Schatkistbankieren
Sinds eind 2013 is het schatkistbankieren voor de gemeente van toepassing. Het heeft een wettelijke basis in de wet Financiering decentrale overheden (Wet FIDO) en betekent dat decentrale overheden hun liquide middelen aanhouden bij ’s Rijks schatkist. Dit moet leiden tot een verminderde externe financieringsbehoefte van het Rijk met als gevolg een lagere staatsschuld en een lagere EMU schuld van de collectieve sector. Voor de aan te houden middelen in ’s Rijks schatkist is een drempel van toepassing die is vastgesteld op 0,75% van het begrotingstotaal met een minimum van € 1.000.000 en een maximum van € 2.500.000. Het schatkistbankieren kan voor de gemeente een negatieve uitwerking hebben op de rendementsverwachting.

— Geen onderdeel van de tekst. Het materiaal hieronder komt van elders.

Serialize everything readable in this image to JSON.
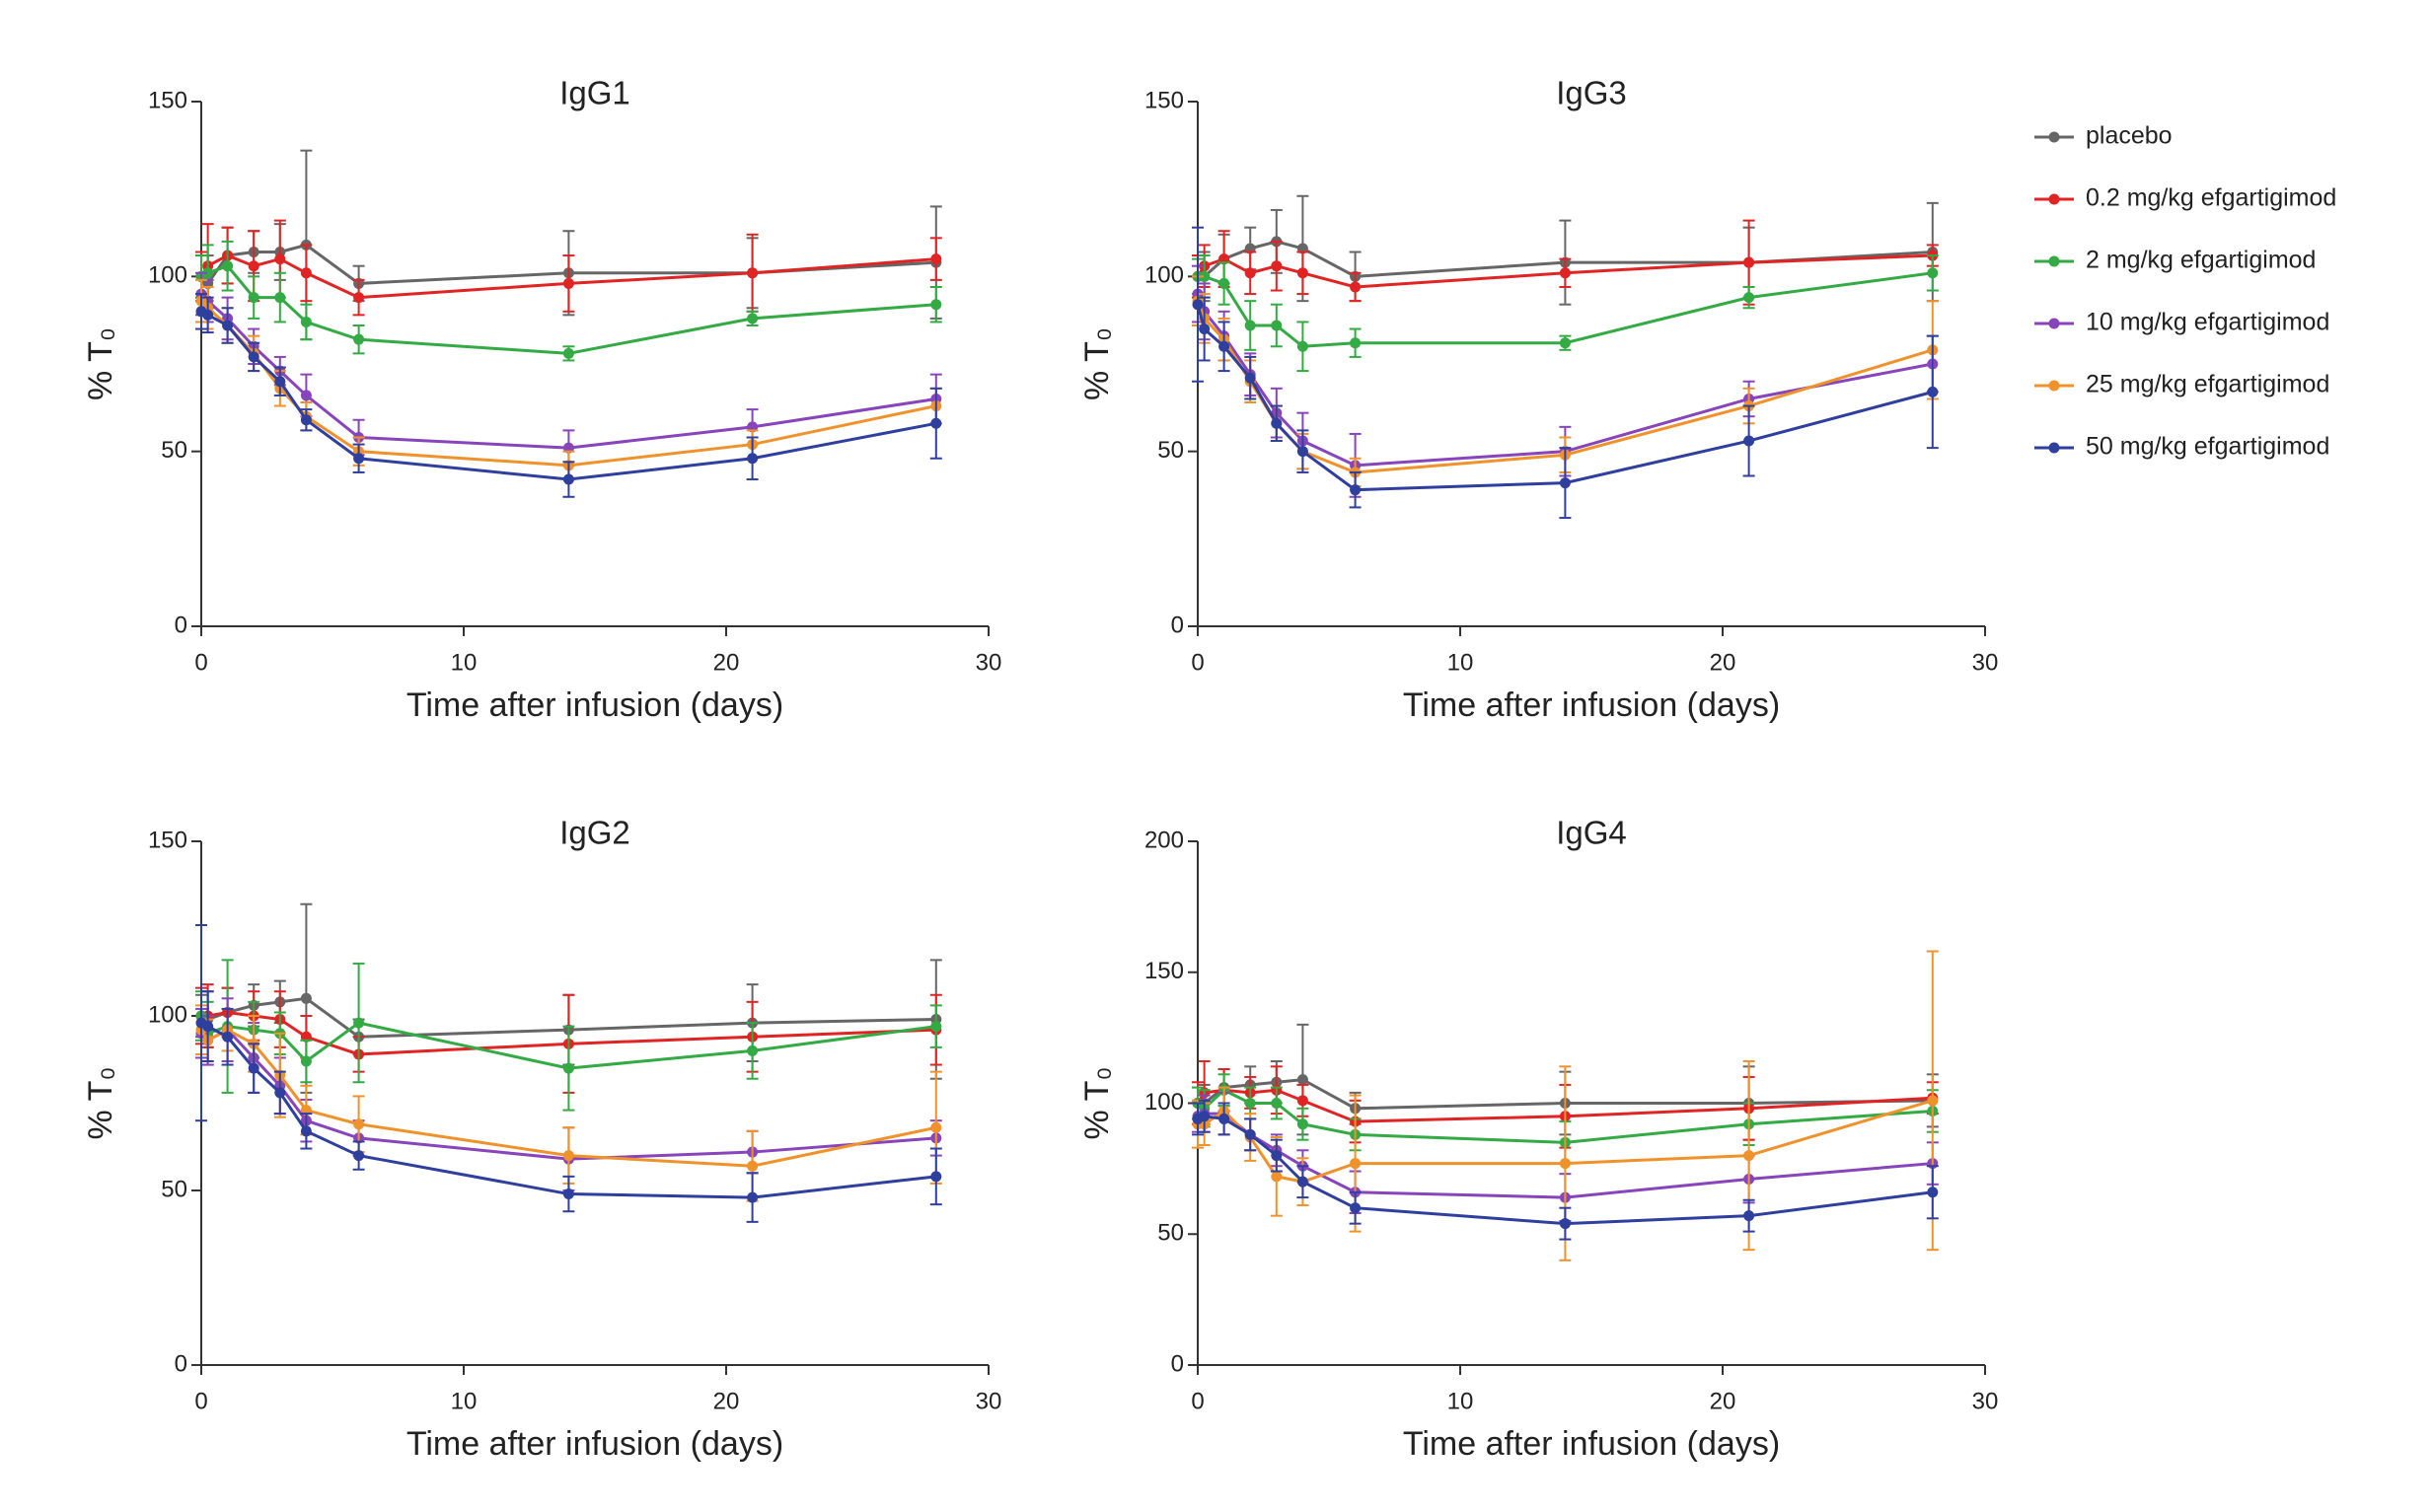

De hoogte van het negatieve effect is afhankelijk van de afwijking tussen de door het Rijk gehanteerde rentepercentages en de percentages van marktconforme partijen. Uitzettingen (verstrekken van leningen) uit hoofde van de publieke taak blijven mogelijk. Ook het onderling lenen tussen decentrale overheden biedt wellicht mogelijkheden voor een hoger rendement. Voorwaarde hierbij is dat er geen toezichtrelatie mag zijn tussen de betrokken decentrale overheden. Wij zijn verplicht om overtollige middelen in de Rijksschatkist aan te houden.
Om niet boeven de grens van 1 miljoen uit te komen wordt ons banksaldo indien dit boven de € 900.000 komt afgeroomd naar de schatkist rekening.
Renteresultaat
Via de onderstaande tabel bieden wij inzicht in de rentelasten en het renteresultaat.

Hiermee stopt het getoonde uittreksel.